Pertanto, chiedeva che il Giudice annullasse la donazione di tali pertinenze fatte dal venditore dell’immobile a favore della figlia.
Costituiti in giudizio il dante causa e la figlia, gli stessi eccepivano che, al momento in cui erano state donate le predette pertinenze,
su di essi non esisteva alcun vincolo di incommerciabilità né trascrizioni di sorta.
Difatti, tale garage e posto auto erano stati realizzati dall’impresa costruttrice del palazzo in esubero rispetto a quelli da assegnare obbligatoriamente
con gli appartamenti del palazzo e pertanto non erano coperti da alcun vincolo o limitazione.
I motivi della decisione della Corte di Cassazione
La decisione della Corte si basa sulla scorta dell’accertamento compiuto dal CTU.
In particolare, occorre tenere a mente che, ai fini del calcolo per i posteggi disciplinati dalla Legge Tognoli
nel rapporto necessario fra le superfici destinate a posti auto pertinenziali e cubature riservate ad abitazioni, uffici e negozi
il calcolo deve avvenire al lordo e non al netto, ad esempio, dei corridoi carrabili per accedere ad aree di sosta, box e garage:
si tratta infatti di spazi funzionali a consentire la fruizione, una volta che è assicurato un numero minimo di parcheggi.

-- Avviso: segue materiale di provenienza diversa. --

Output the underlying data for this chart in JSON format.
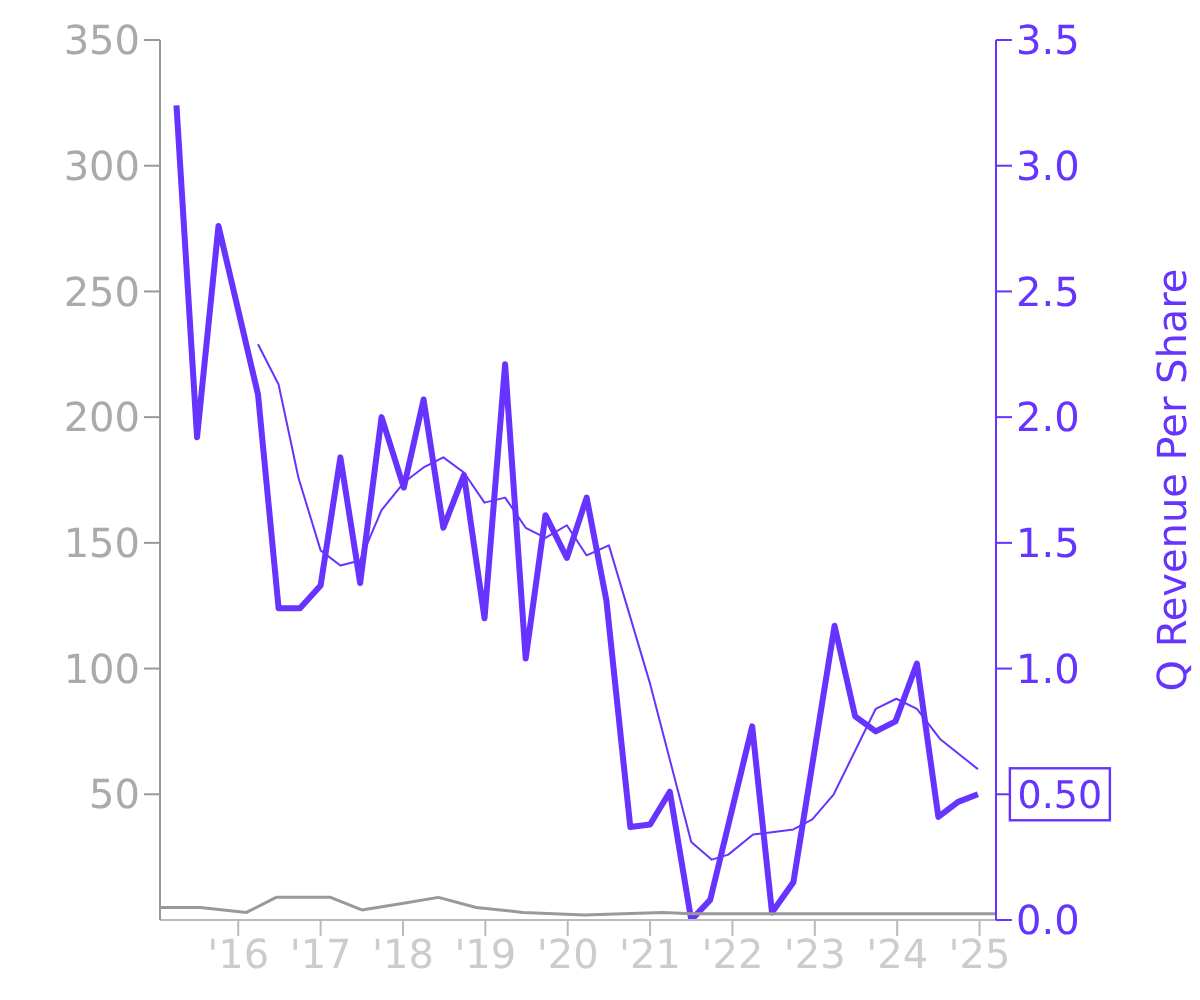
{
  "chart_data": {
    "type": "line",
    "y2label": "Q Revenue Per Share",
    "xlim": [
      2015.05,
      2025.2
    ],
    "xticks": [
      {
        "value": 2016,
        "label": "'16"
      },
      {
        "value": 2017,
        "label": "'17"
      },
      {
        "value": 2018,
        "label": "'18"
      },
      {
        "value": 2019,
        "label": "'19"
      },
      {
        "value": 2020,
        "label": "'20"
      },
      {
        "value": 2021,
        "label": "'21"
      },
      {
        "value": 2022,
        "label": "'22"
      },
      {
        "value": 2023,
        "label": "'23"
      },
      {
        "value": 2024,
        "label": "'24"
      },
      {
        "value": 2025,
        "label": "'25"
      }
    ],
    "ylim": [
      0,
      350
    ],
    "yticks": [
      50,
      100,
      150,
      200,
      250,
      300,
      350
    ],
    "y2lim": [
      0,
      3.5
    ],
    "y2ticks": [
      {
        "value": 0,
        "label": "0.0"
      },
      {
        "value": 0.5,
        "label": null
      },
      {
        "value": 1,
        "label": "1.0"
      },
      {
        "value": 1.5,
        "label": "1.5"
      },
      {
        "value": 2,
        "label": "2.0"
      },
      {
        "value": 2.5,
        "label": "2.5"
      },
      {
        "value": 3,
        "label": "3.0"
      },
      {
        "value": 3.5,
        "label": "3.5"
      }
    ],
    "grid": false,
    "legend": false,
    "marker": "none",
    "annotations": [
      {
        "text": "0.50",
        "x": 2024.98,
        "y": 0.5
      }
    ],
    "series": [
      {
        "color": "#6633ff",
        "axis": "y2",
        "x": [
          2015.25,
          2015.5,
          2015.76,
          2016.24,
          2016.49,
          2016.75,
          2017.0,
          2017.24,
          2017.48,
          2017.74,
          2018.01,
          2018.25,
          2018.49,
          2018.74,
          2018.99,
          2019.24,
          2019.49,
          2019.73,
          2019.99,
          2020.23,
          2020.47,
          2020.76,
          2021.0,
          2021.24,
          2021.5,
          2021.73,
          2022.24,
          2022.48,
          2022.74,
          2023.24,
          2023.49,
          2023.74,
          2023.98,
          2024.24,
          2024.5,
          2024.74,
          2024.98
        ],
        "values": [
          3.24,
          1.92,
          2.76,
          2.09,
          1.24,
          1.24,
          1.33,
          1.84,
          1.34,
          2.0,
          1.72,
          2.07,
          1.56,
          1.77,
          1.2,
          2.21,
          1.04,
          1.61,
          1.44,
          1.68,
          1.27,
          0.37,
          0.38,
          0.51,
          0.0,
          0.08,
          0.77,
          0.03,
          0.15,
          1.17,
          0.81,
          0.75,
          0.79,
          1.02,
          0.41,
          0.47,
          0.5
        ]
      },
      {
        "color": "#6633ff",
        "axis": "y2",
        "x": [
          2016.24,
          2016.49,
          2016.73,
          2017.0,
          2017.24,
          2017.48,
          2017.74,
          2018.01,
          2018.25,
          2018.49,
          2018.74,
          2018.99,
          2019.24,
          2019.49,
          2019.73,
          2019.99,
          2020.23,
          2020.5,
          2021.0,
          2021.5,
          2021.75,
          2021.95,
          2022.25,
          2022.74,
          2022.97,
          2023.23,
          2023.74,
          2023.99,
          2024.24,
          2024.52,
          2024.98
        ],
        "values": [
          2.29,
          2.13,
          1.76,
          1.47,
          1.41,
          1.43,
          1.63,
          1.74,
          1.8,
          1.84,
          1.78,
          1.66,
          1.68,
          1.56,
          1.52,
          1.57,
          1.45,
          1.49,
          0.94,
          0.31,
          0.24,
          0.26,
          0.34,
          0.36,
          0.4,
          0.5,
          0.84,
          0.88,
          0.84,
          0.72,
          0.6
        ]
      },
      {
        "color": "#999999",
        "axis": "y",
        "x": [
          2015.05,
          2015.54,
          2016.1,
          2016.46,
          2017.12,
          2017.5,
          2017.97,
          2018.43,
          2018.89,
          2019.46,
          2020.2,
          2021.15,
          2021.51,
          2022.46,
          2023.38,
          2025.2
        ],
        "values": [
          5,
          5,
          3,
          9,
          9,
          4,
          6.5,
          9,
          5,
          3,
          2,
          3,
          2.5,
          2.5,
          2.5,
          2.5
        ]
      }
    ]
  }
}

Alla luce di tale considerazione, gli elementi presi in considerazione dalla Suprema Corte sono stati i seguenti:
- il vincolo di destinazione ad aree di parcheggio era disciplinato, all’epoca dei fatti, dalla legge Tognoli;
- l’edificio realizzato non doveva rispettare gli standard urbanistici previsti dal “decreto floris”;
- lo spazio utilizzabile destinato a parcheggio eccedeva, nella misura di 387,60 mq, gli standards urbanistici previsti (ossia la proporzione di 1 mq di parcheggio per ogni 10 mc. di costruzione), a fronte di 45 posti auto realizzati;
- la superficie totale del garage e del posto auto in contestazione ammontava a circa 40 mq, ricompresi in detta superficie eccedente.
Per effetto così di tutte le predette considerazioni l’area in eccedenza non era soggetta ad alcun vincolo pertinenziale,
in favore dell’appartamento alienato alla ricorrente ed era di conseguenze liberamente commerciabile,
in adesione ai principi dettati dalla giurisprudenza richiamata, secondo cui in tale evenienza l’originario proprietario-
costruttore del fabbricato può legittimamente riservarsi, o cedere a terzi, la proprietà di tali parcheggi.
Sulla scorta di tutte le predette considerazioni la Suprema Corte rigetta così il ricorso e condanna il ricorrente alle spese di giudizio.
*Questo contenuto ha scopo informativo e non ha valore prescrittivo.
Per un’analisi strutturata su ciascun caso personale si raccomanda la consulenza di professionisti abilitati.